New York: Apress, 2017. — 147 p.
Perl 6 is a programming language. It is designed to be easily learned, read, and written by humans, and is inspired by natural language. It allows the beginner to write in “baby Perl,” while giving the experienced programmer freedom of expression, from concise to poetic. Perl 6 is gradually typed. It mostly follows the paradigm of dynamically typed languages in that it accepts programs whose type safety it can’t guarantee during compilation. However, unlike many dynamic languages, it accepts and enforces type constraints. Where possible, the compiler uses type annotations to make decisions at compile time that would otherwise only be possible at runtime.

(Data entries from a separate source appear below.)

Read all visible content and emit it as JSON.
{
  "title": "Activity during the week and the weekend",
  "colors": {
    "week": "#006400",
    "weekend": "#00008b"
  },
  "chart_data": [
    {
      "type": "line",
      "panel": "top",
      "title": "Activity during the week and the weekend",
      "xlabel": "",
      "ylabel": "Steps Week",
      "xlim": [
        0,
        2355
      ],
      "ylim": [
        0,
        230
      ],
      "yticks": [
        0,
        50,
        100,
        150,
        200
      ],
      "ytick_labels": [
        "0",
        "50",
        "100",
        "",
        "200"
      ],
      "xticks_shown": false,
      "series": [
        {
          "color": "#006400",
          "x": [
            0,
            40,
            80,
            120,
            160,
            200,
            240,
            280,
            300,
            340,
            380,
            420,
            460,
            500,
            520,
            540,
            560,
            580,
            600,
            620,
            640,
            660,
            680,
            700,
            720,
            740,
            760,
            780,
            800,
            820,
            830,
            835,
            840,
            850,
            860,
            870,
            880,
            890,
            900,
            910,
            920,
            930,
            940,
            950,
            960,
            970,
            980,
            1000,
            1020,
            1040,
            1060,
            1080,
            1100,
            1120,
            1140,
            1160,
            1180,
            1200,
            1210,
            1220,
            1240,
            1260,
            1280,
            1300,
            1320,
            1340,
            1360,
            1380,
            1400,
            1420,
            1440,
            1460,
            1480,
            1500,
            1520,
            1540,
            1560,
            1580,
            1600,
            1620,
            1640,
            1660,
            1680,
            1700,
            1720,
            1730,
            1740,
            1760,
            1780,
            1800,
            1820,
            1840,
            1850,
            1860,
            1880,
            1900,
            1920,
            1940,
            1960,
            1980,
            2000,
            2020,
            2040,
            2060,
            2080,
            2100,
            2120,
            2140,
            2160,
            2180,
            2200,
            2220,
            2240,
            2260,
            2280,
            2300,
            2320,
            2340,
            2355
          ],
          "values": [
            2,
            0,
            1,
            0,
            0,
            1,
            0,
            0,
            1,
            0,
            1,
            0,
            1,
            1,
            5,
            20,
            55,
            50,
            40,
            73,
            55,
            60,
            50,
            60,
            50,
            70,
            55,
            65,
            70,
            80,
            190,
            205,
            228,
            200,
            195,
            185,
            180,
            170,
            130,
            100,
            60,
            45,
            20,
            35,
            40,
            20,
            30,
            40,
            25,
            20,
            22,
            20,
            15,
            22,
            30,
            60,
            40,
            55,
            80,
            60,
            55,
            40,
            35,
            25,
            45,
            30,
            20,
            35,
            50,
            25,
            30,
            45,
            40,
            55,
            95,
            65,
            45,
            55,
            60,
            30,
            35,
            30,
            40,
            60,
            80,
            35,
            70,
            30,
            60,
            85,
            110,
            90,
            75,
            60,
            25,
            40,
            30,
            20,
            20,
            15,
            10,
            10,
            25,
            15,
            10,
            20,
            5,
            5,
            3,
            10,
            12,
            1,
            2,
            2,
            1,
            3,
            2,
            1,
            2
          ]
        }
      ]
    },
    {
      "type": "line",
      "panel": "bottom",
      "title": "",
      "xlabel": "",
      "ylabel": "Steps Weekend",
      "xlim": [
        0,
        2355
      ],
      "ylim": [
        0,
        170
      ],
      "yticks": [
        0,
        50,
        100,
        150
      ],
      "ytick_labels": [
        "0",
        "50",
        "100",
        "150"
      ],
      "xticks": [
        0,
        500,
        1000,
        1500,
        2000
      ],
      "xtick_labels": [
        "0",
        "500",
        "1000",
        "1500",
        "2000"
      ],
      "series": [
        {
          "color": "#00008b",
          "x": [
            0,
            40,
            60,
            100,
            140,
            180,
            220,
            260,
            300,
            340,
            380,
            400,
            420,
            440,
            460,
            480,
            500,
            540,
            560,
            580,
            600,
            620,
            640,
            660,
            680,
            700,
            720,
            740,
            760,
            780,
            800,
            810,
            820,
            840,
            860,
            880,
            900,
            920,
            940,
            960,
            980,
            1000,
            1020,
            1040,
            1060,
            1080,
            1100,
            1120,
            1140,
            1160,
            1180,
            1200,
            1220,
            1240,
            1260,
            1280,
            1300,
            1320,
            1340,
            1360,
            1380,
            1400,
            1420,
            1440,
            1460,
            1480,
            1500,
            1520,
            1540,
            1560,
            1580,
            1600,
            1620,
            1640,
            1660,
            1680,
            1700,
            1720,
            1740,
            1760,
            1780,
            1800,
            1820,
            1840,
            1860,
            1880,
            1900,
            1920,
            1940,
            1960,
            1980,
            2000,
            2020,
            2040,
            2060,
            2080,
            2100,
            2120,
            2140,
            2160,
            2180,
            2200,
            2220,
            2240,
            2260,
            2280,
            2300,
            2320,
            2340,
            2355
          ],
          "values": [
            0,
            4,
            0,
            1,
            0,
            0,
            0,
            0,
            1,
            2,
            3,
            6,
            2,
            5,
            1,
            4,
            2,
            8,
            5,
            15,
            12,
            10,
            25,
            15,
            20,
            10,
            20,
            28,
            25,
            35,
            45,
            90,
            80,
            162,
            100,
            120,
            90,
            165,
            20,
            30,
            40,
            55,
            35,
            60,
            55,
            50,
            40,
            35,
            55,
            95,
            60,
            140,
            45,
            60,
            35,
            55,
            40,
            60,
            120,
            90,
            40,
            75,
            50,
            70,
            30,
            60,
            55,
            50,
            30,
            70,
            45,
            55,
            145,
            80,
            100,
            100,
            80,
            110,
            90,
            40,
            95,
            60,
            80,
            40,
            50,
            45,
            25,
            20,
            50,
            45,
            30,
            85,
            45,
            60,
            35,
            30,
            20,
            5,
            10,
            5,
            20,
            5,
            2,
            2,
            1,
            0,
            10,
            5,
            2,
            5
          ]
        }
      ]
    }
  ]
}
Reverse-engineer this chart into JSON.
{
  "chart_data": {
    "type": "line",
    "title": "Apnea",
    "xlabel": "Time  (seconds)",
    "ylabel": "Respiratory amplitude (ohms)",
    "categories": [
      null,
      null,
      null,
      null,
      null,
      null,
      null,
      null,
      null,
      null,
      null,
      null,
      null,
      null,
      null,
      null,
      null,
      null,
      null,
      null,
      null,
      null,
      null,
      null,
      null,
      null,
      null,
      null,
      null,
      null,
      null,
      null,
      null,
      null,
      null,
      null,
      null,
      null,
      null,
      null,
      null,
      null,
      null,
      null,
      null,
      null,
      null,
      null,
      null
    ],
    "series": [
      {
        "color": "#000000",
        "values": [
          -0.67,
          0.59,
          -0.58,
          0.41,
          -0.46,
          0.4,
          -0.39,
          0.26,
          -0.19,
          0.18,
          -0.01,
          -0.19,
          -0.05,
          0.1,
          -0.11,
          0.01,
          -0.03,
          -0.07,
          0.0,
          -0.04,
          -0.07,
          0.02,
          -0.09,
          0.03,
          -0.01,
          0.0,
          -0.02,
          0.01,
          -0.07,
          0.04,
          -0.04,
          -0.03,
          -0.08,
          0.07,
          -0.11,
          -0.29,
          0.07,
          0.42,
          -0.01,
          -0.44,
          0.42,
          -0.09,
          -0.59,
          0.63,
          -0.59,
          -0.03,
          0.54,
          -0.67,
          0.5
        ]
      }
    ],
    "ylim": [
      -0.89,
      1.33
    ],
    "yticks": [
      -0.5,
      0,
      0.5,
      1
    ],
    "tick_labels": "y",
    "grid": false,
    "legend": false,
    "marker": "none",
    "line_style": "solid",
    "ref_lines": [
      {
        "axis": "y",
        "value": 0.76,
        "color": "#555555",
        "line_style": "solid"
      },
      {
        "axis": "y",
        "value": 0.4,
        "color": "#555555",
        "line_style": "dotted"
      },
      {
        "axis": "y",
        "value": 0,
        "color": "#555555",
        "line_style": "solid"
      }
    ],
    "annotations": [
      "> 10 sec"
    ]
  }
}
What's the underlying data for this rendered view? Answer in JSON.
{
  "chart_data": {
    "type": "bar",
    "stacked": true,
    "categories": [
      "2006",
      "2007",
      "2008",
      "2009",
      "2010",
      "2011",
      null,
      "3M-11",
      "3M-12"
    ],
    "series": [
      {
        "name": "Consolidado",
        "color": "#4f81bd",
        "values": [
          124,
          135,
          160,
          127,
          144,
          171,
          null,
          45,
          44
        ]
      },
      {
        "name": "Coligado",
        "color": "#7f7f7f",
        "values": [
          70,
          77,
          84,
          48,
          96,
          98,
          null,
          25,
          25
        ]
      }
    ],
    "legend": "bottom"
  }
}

Many programming paradigms have influenced Perl 6. You can write imperative, object-oriented, and functional programs in Perl 6. Declarative programming is supported through features like multiple-dispatch, sub-typing, and the regex and grammar engine. Most lookups in Perl 6 are lexical, and the language avoids global state. This makes parallel and concurrent execution of programs easier, as does Perl 6’s focus on high-level concurrency primitives. When you don’t want to be limited to one CPU core, instead of thinking in terms of threads and locks, you tend to think about promises and message queues.
Perl 6 as a language is not opinionated about whether Perl 6 programs should be compiled or interpreted. Rakudo Perl 6 — the main implementation — precompiles modules on the fly and interprets scripts.